Draft Profile: Ohio St. WR Terry McLaurin – W. Berckenhoff

by Wyatt Berckenhoff

Terry McLaurin

6’0” 208 Ibs

2018 Stats

35 Receptions, 701 yards, Average of 20 YPR,  11 TD


Routes – As a route runner, he shows detail and intelligence. This is shown through how precise his angles and breaks are when running the route. Matched with his actual physical ability at the top of his routes makes him a smart runner.

Size and speed – Due to his NFL Combine performance, his draft stock has claimed due to incredible numbers. He ran the forty yard dash in 4.35 seconds with the NFL average being 4.48 making for an above average speed. Matched with being six feet and a vertical jump at 37.5 inches, he has good measurables to be a success in the NFL.

On Field IQ – He has the rare ability to find the open space when the QB is in trouble, which could lead to many targets. During the Senior Bowl and throughout the season he was able to destroy his one on one matchups, winning almost every single time.


Starting speed – Although Terry has above average speed overall, he can be slow at the start of the play. He seems to get off the line slow making it harder for him to get open for more receptions. With the lack of early speed the defense is able to stay in tight coverage with him.

Blocking – Despite his size he seems to be slow when getting to his blocking assignments. His willingness to block is also lacking at times, making it a point of improvement in Terry’s game.

Catching – He catches with his body instead of catching with his hands. This can create many problems with NFL defenses, especially since he struggles getting away from tight coverage. His lack of high pointing the ball limits the routes he can do. He also struggles to gain YAC (Yards after the catch) which could be vital to him seeing more time on the field.

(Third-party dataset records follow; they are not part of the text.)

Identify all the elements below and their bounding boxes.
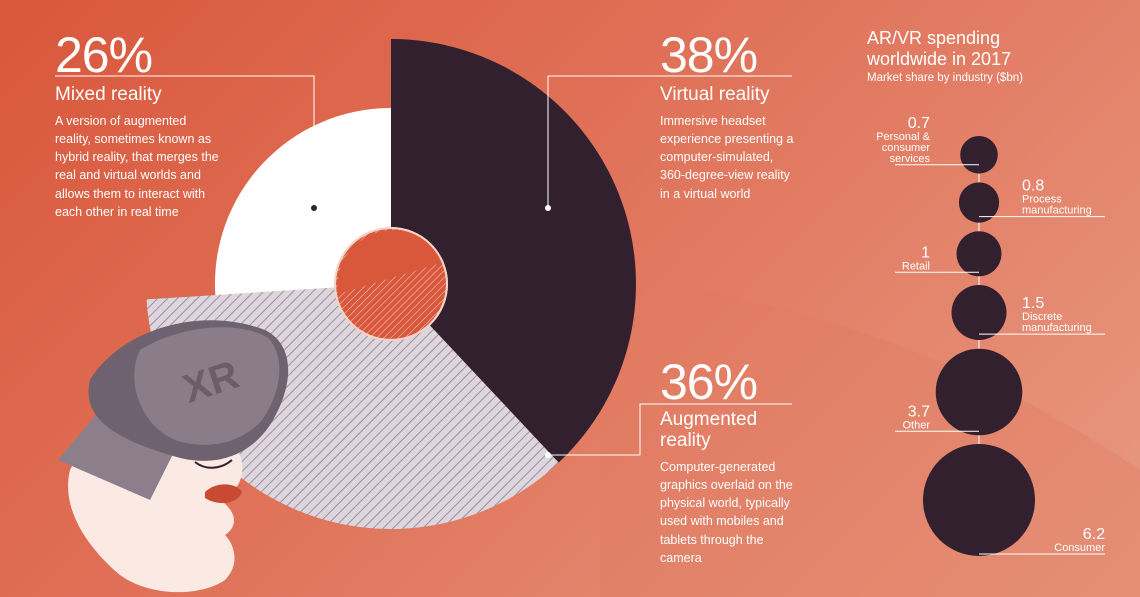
bubble-category-label-0: services — [890, 153, 931, 165]
donut-center-cap — [337, 230, 444, 294]
pie-slice-virtual-reality — [391, 39, 636, 463]
bubble-1 — [958, 182, 1000, 223]
callout-line-augmented — [548, 403, 792, 456]
bubble-value-label-0: 0.7 — [908, 115, 930, 132]
callout-line-mixed — [55, 75, 315, 208]
side-chart-subtitle: Market share by industry ($bn) — [867, 72, 1023, 84]
callout-lines — [55, 75, 792, 456]
side-chart-title: AR/VR spending worldwide in 2017 — [867, 28, 1012, 69]
closed-eye — [194, 459, 233, 469]
callout-dot-augmented — [545, 452, 551, 458]
mixed-reality-percent: 26% — [55, 27, 153, 83]
virtual-reality-description: Immersive headset experience presenting … — [660, 114, 794, 201]
augmented-reality-title: Augmented reality — [660, 409, 758, 451]
bubble-5 — [923, 444, 1035, 556]
headset-illustration: XR — [58, 320, 289, 593]
bubble-value-label-3: 1.5 — [1022, 295, 1044, 312]
headset-front — [134, 327, 280, 445]
bubble-category-label-3: Discrete — [1022, 311, 1062, 323]
bubble-category-label-0: consumer — [882, 142, 931, 154]
virtual-reality-title: Virtual reality — [660, 84, 770, 105]
lips — [205, 484, 242, 504]
bubble-value-label-2: 1 — [921, 244, 930, 261]
donut-center-ring — [334, 227, 448, 341]
bubble-category-label-1: Process — [1022, 194, 1062, 206]
bubble-2 — [956, 231, 1002, 277]
bubble-category-label-3: manufacturing — [1022, 322, 1092, 334]
mixed-reality-description: A version of augmented reality, sometime… — [55, 114, 219, 219]
bubble-chart: Personal &consumerservices0.7Processmanu… — [876, 115, 1105, 556]
bubble-0 — [960, 136, 998, 174]
augmented-reality-description: Computer-generated graphics overlaid on … — [660, 460, 793, 565]
mixed-reality-title: Mixed reality — [55, 84, 162, 105]
bubble-category-label-1: manufacturing — [1022, 205, 1092, 217]
bubble-category-label-4: Other — [902, 419, 930, 431]
augmented-reality-percent: 36% — [660, 354, 758, 410]
bubble-category-label-2: Retail — [902, 260, 930, 272]
bubble-category-label-0: Personal & — [876, 131, 930, 143]
bubble-3 — [951, 285, 1007, 340]
bubble-value-label-4: 3.7 — [908, 403, 930, 420]
bubble-4 — [935, 348, 1023, 436]
virtual-reality-percent: 38% — [660, 27, 758, 83]
bubble-category-label-5: Consumer — [1054, 542, 1105, 554]
bubble-value-label-5: 6.2 — [1083, 526, 1105, 543]
bubble-value-label-1: 0.8 — [1022, 178, 1044, 195]
callout-dot-mixed — [311, 205, 317, 211]
callout-dot-virtual — [545, 205, 551, 211]
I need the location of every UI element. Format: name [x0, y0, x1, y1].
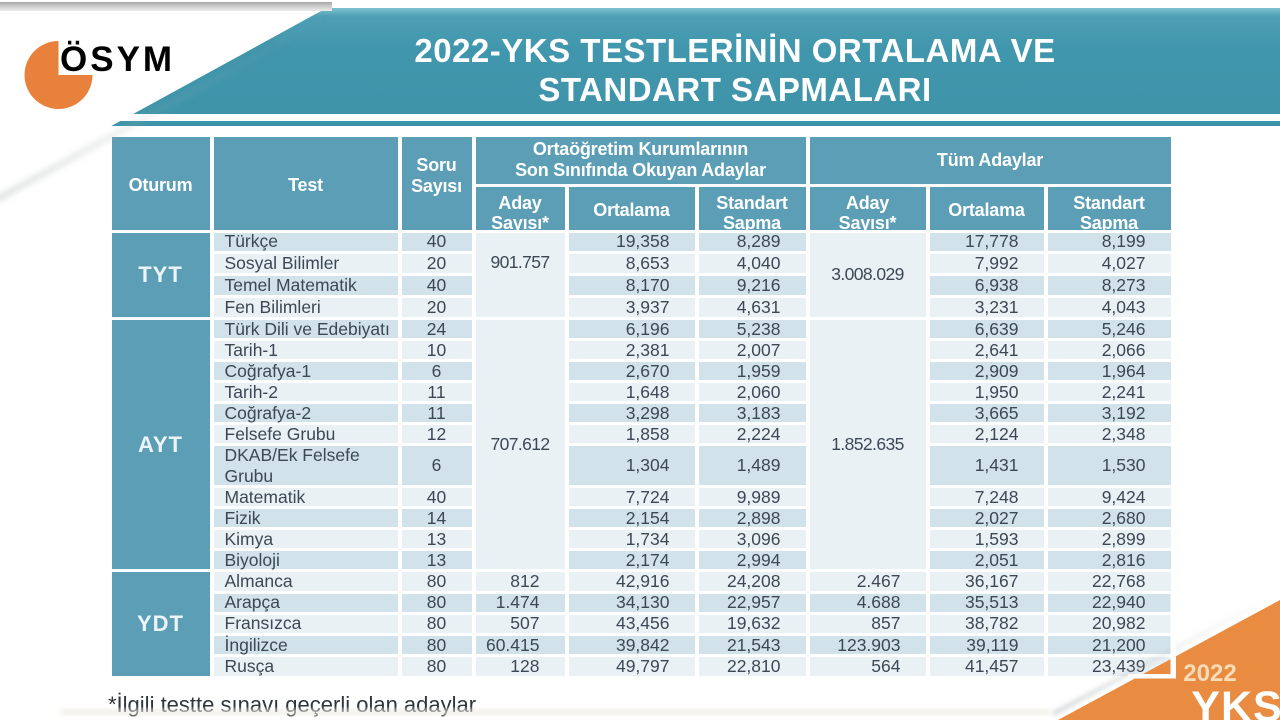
svg-text:YKS: YKS — [1191, 683, 1280, 720]
svg-text:2022: 2022 — [1183, 660, 1236, 687]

He does have a special teams ability due to good size and speed. His route running is the tool that sets him apart due to his physical nature. He seems to lean on his size to win the start of his routes rather than his speed, causing problems of tight coverage. NFL teams could be worried that his tendency to let the ball get too far into his body instead of using his hands. His lack of YAC could also be an issue. His talent will most likely make him start as a special teams player but be a backup wide receiver for his first year while he learns proper techniques.